I’d like to expand on this when I have some time. It occurred to me in the shower this morning that the border between country music I do not take seriously and country music I do isn’t the line between new and old. It isn’t even the line between what gets played on today’s country stations and what doesn’t, though that’s a pretty good proxy. The border separates the music that feeds on and perpetuates culture war nonsense from everything else.

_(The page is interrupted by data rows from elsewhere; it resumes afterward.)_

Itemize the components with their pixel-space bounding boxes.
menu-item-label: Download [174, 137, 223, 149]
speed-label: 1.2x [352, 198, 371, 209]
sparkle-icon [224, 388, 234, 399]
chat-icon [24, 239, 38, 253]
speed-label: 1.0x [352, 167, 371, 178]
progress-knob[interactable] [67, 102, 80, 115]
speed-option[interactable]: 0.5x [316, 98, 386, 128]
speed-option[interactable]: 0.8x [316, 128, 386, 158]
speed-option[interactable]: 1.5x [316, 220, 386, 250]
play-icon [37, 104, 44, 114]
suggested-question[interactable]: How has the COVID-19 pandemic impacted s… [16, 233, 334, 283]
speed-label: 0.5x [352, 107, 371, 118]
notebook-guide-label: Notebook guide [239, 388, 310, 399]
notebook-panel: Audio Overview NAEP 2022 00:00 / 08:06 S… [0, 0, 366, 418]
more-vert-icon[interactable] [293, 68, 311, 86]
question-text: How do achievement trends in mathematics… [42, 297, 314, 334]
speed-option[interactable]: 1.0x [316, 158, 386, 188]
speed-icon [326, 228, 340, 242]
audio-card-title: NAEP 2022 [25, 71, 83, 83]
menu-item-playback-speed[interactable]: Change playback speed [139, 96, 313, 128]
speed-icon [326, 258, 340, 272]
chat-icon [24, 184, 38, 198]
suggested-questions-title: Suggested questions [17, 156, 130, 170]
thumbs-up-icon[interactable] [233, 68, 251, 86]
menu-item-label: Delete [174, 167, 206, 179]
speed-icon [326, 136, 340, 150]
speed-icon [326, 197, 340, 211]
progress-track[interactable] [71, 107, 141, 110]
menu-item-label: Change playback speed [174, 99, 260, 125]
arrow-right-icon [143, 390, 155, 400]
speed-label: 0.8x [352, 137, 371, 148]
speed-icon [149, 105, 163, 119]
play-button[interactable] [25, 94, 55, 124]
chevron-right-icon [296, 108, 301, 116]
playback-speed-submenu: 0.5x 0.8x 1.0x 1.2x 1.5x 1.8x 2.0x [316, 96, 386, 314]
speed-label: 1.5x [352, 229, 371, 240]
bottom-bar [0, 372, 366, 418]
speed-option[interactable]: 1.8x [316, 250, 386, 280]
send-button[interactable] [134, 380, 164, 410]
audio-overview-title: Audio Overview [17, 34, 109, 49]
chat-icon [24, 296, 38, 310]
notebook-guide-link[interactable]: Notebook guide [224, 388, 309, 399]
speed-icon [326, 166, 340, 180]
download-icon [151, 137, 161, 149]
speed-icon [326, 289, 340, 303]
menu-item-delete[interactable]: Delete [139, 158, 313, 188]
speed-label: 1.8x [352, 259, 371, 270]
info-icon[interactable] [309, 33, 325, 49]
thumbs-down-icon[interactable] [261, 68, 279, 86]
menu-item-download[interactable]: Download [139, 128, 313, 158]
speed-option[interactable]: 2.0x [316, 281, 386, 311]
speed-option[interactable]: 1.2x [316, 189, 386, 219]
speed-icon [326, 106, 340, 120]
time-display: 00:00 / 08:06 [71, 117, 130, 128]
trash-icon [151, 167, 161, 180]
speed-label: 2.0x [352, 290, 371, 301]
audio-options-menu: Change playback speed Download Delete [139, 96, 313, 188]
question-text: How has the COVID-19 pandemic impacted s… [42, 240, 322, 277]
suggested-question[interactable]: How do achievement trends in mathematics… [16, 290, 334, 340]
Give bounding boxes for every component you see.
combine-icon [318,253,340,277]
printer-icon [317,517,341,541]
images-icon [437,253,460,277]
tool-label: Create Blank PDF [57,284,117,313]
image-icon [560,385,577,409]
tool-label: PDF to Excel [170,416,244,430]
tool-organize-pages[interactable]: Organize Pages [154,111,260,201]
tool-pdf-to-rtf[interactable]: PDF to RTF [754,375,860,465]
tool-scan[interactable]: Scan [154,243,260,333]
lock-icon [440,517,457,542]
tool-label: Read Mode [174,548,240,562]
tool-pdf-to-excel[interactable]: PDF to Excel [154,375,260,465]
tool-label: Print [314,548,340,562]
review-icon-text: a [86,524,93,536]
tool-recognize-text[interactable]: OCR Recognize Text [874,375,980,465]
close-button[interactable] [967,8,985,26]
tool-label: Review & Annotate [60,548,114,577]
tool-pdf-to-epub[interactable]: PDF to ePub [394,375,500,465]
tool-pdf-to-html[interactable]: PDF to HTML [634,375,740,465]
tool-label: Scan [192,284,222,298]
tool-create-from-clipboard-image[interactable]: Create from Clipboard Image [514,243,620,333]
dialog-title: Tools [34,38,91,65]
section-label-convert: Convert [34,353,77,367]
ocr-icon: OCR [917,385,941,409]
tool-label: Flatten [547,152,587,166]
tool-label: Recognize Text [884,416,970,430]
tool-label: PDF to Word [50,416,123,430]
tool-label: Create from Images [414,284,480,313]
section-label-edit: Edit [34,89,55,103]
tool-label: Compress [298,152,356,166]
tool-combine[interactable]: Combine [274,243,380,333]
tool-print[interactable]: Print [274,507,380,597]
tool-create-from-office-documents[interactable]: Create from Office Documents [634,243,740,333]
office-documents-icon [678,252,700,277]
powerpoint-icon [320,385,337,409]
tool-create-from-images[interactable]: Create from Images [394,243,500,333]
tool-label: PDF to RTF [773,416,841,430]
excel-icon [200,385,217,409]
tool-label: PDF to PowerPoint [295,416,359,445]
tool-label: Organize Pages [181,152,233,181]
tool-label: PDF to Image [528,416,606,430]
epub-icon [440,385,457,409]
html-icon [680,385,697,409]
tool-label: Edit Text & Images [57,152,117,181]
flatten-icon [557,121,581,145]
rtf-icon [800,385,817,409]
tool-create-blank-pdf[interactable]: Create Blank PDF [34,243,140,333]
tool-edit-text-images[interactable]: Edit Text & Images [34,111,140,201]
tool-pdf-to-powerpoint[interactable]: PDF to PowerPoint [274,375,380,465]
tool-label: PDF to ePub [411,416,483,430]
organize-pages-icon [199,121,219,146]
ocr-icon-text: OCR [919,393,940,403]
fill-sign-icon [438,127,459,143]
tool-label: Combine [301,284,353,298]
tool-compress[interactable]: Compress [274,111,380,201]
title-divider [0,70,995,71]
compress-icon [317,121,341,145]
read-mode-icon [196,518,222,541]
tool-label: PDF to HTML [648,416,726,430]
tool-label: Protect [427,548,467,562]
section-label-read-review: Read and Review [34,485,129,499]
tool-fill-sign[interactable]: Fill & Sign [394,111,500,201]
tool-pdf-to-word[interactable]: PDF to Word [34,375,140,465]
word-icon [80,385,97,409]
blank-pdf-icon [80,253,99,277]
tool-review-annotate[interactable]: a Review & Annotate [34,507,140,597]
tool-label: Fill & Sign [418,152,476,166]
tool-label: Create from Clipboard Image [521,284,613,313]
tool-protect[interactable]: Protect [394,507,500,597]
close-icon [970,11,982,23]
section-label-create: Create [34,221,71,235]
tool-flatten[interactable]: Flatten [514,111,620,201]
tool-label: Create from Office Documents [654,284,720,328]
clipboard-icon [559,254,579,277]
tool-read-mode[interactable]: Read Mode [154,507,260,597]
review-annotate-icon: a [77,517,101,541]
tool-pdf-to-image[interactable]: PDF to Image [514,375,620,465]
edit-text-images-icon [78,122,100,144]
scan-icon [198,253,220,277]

Most Americans (and I’d wager that this is true for most pop country listeners, too) don’t use their pickup trucks (if they have pickup trucks) in any sort of agricultural enterprise. More broadly, most of us have only a passing acquaintance with the down-home rural America in which most pop country songs are set. But pop country draws on a set of stereotypes to bolster an “us”/”them” mythology in which “our” supposed weaknesses (like xenophobia, or lack of education) are portrayed as strengths (rugged independence or whatever the opposite of “book smarts” is supposed to be). “They” are pansy-ass big-city “intellectuals” who are (either purposefully or misguidedly) trying to undermine “our” way of life. “We” are real Americans.
This is the same nonsense (euphemistically, “cultural conservatism”) that the political right has been exploiting since Goldwater to keep uncomfortable conversations about, for example, Vietnam, the environment and social equality from rising above the level of apple pie and hippie-bashing (and the political right has fully cornered the apple pie and hippie-bashing market).
So this is what I have a problem with. In much the same way that many popular rappers augment their images with a façade of hard-worn street morality in order to take advantage of an existing narrative about street life (and, in turn, perpetuate that narrative), pop country players fuel and feed on culture war tropes. Nothing shocking there, but it’s interesting, and a bit of a revelation to me.